On Wednesday, 15 February 2023 at 01:15:09 UTC, thebluepandabear wrote:
On Tuesday, 14 February 2023 at 15:34:17 UTC, bachmeier wrote:
On Tuesday, 14 February 2023 at 10:16:47 UTC, ProtectAndHide wrote:

In any case, there is nothing 'picky' about wanting to be able to explicately 'declare' a member of my class type as being private.

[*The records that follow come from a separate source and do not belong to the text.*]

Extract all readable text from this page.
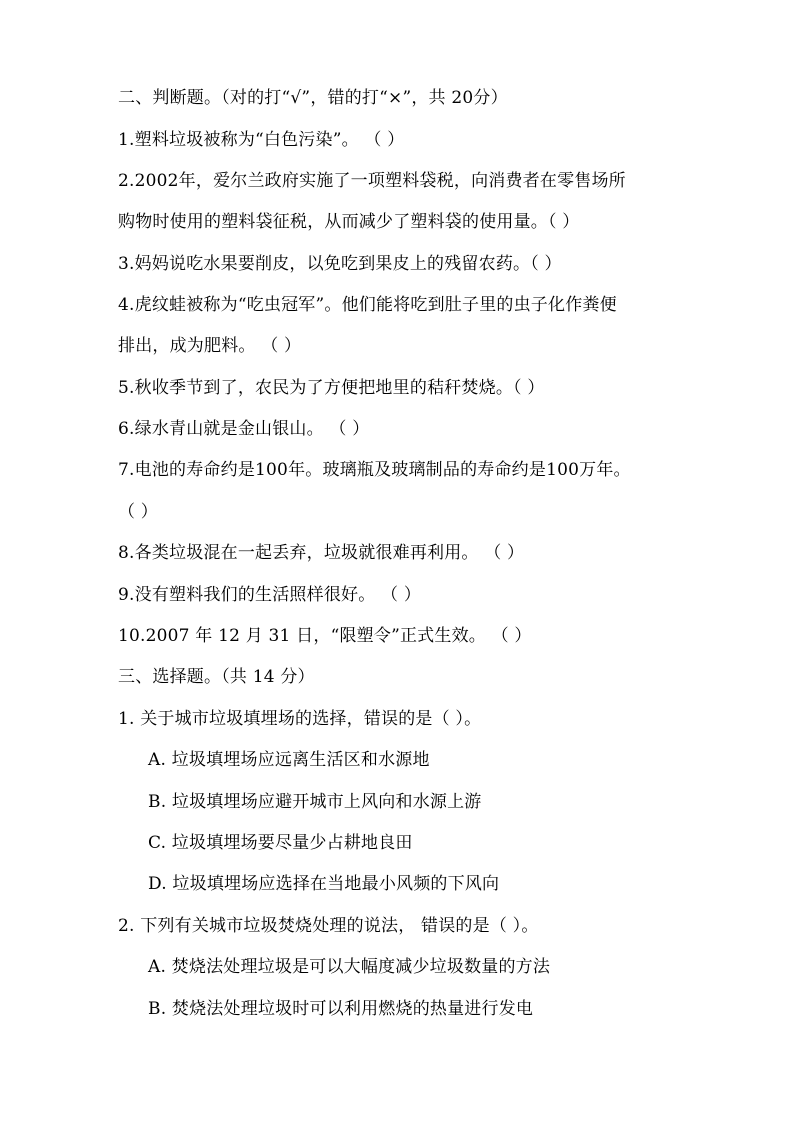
二、判断题。（对的打“√”，错的打“×”，共 20分）
1.塑料垃圾被称为“白色污染”。 （ ）
2.2002年，爱尔兰政府实施了一项塑料袋税，向消费者在零售场所
购物时使用的塑料袋征税，从而减少了塑料袋的使用量。（ ）
3.妈妈说吃水果要削皮，以免吃到果皮上的残留农药。（ ）
4.虎纹蛙被称为“吃虫冠军”。他们能将吃到肚子里的虫子化作粪便
排出，成为肥料。 （ ）
5.秋收季节到了，农民为了方便把地里的秸秆焚烧。（ ）
6.绿水青山就是金山银山。 （ ）
7.电池的寿命约是100年。玻璃瓶及玻璃制品的寿命约是100万年。
（ ）
8.各类垃圾混在一起丢弃，垃圾就很难再利用。 （ ）
9.没有塑料我们的生活照样很好。 （ ）
10.2007 年 12 月 31 日，“限塑令”正式生效。 （ ）
三、选择题。（共 14 分）
1. 关于城市垃圾填埋场的选择，错误的是（ ）。
A. 垃圾填埋场应远离生活区和水源地
B. 垃圾填埋场应避开城市上风向和水源上游
C. 垃圾填埋场要尽量少占耕地良田
D. 垃圾填埋场应选择在当地最小风频的下风向
2. 下列有关城市垃圾焚烧处理的说法， 错误的是（ ）。
A. 焚烧法处理垃圾是可以大幅度减少垃圾数量的方法
B. 焚烧法处理垃圾时可以利用燃烧的热量进行发电
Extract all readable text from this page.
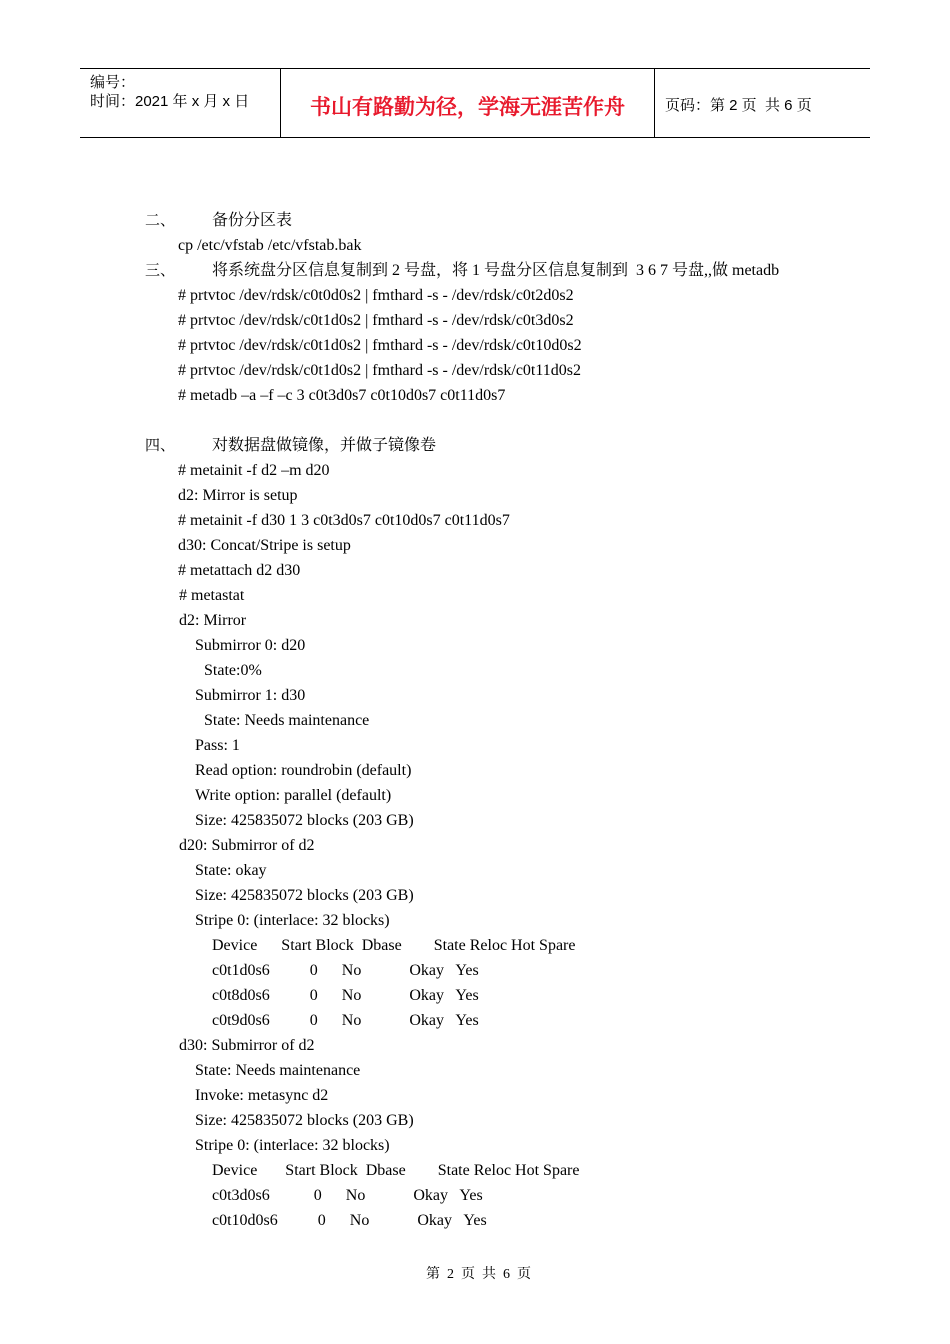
编号：
时间：2021 年 x 月 x 日	书山有路勤为径，学海无涯苦作舟	页码：第 2 页  共 6 页
二、 备份分区表
cp /etc/vfstab /etc/vfstab.bak
三、 将系统盘分区信息复制到 2 号盘，将 1 号盘分区信息复制到  3 6 7 号盘,,做 metadb
# prtvtoc /dev/rdsk/c0t0d0s2 | fmthard -s - /dev/rdsk/c0t2d0s2
# prtvtoc /dev/rdsk/c0t1d0s2 | fmthard -s - /dev/rdsk/c0t3d0s2
# prtvtoc /dev/rdsk/c0t1d0s2 | fmthard -s - /dev/rdsk/c0t10d0s2
# prtvtoc /dev/rdsk/c0t1d0s2 | fmthard -s - /dev/rdsk/c0t11d0s2
# metadb –a –f –c 3 c0t3d0s7 c0t10d0s7 c0t11d0s7
四、 对数据盘做镜像，并做子镜像卷
# metainit -f d2 –m d20
d2: Mirror is setup
# metainit -f d30 1 3 c0t3d0s7 c0t10d0s7 c0t11d0s7
d30: Concat/Stripe is setup
# metattach d2 d30
# metastat
d2: Mirror
Submirror 0: d20
State:0%
Submirror 1: d30
State: Needs maintenance
Pass: 1
Read option: roundrobin (default)
Write option: parallel (default)
Size: 425835072 blocks (203 GB)
d20: Submirror of d2
State: okay
Size: 425835072 blocks (203 GB)
Stripe 0: (interlace: 32 blocks)
Device      Start Block  Dbase        State Reloc Hot Spare
c0t1d0s6          0      No            Okay   Yes
c0t8d0s6          0      No            Okay   Yes
c0t9d0s6          0      No            Okay   Yes
d30: Submirror of d2
State: Needs maintenance
Invoke: metasync d2
Size: 425835072 blocks (203 GB)
Stripe 0: (interlace: 32 blocks)
Device       Start Block  Dbase        State Reloc Hot Spare
c0t3d0s6           0      No            Okay   Yes
c0t10d0s6          0      No            Okay   Yes

第  2  页  共  6  页
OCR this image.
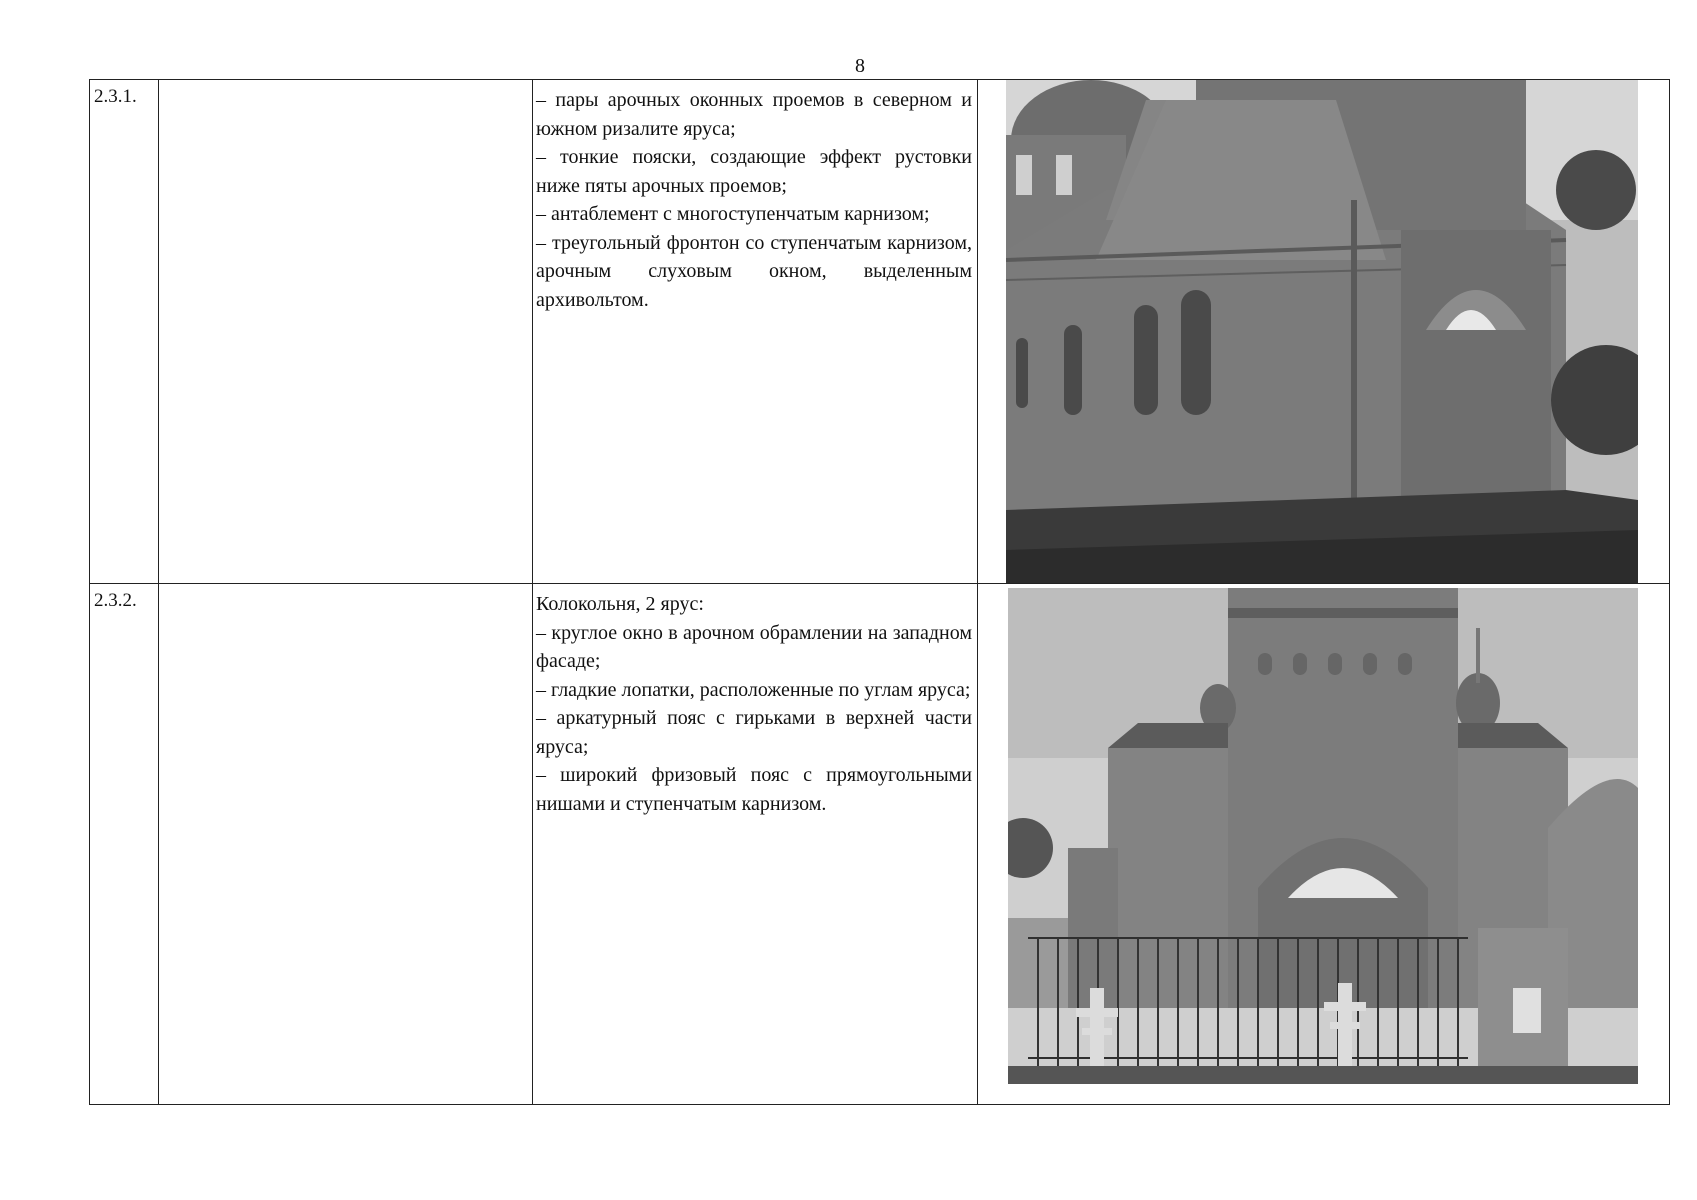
8
2.3.1.		– пары арочных оконных проемов в северном и южном ризалите яруса;
– тонкие пояски, создающие эффект рустовки ниже пяты арочных проемов;
– антаблемент с многоступенчатым карнизом;
– треугольный фронтон со ступенчатым карнизом, арочным слуховым окном, выделенным архивольтом.

2.3.2.		Колокольня, 2 ярус:
– круглое окно в арочном обрамлении на западном фасаде;
– гладкие лопатки, расположенные по углам яруса;
– аркатурный пояс с гирьками в верхней части яруса;
– широкий фризовый пояс с прямоугольными нишами и ступенчатым карнизом.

That to me, is what a programmer should expect to be able to do in a language that says it supports OOP.

What you are saying is that you want an implementation of a particular language that calls itself an OOP language. [There is a lot of controversy about the definition of OOP](https://wiki.c2.com/?NobodyAgreesOnWhatOoIs). I do not think the explicit ability to declare a member of a class private in a particular way has anything to do with it. You are certainly entitled to your opinion, but it doesn't help to say D is not an OOP language because you don't like some of the design decisions.

D is still an OOP language, as long as it has classes, inheritance, and polymorphism, though it's certainly not a good one if any class can acccess private members from the module, that's just horrid.

I think what you could say is that D lacks _encapsulation_ which is also an OOP concept. So D is partially OOP but not fully OOP due to there being no encapsulation in the language.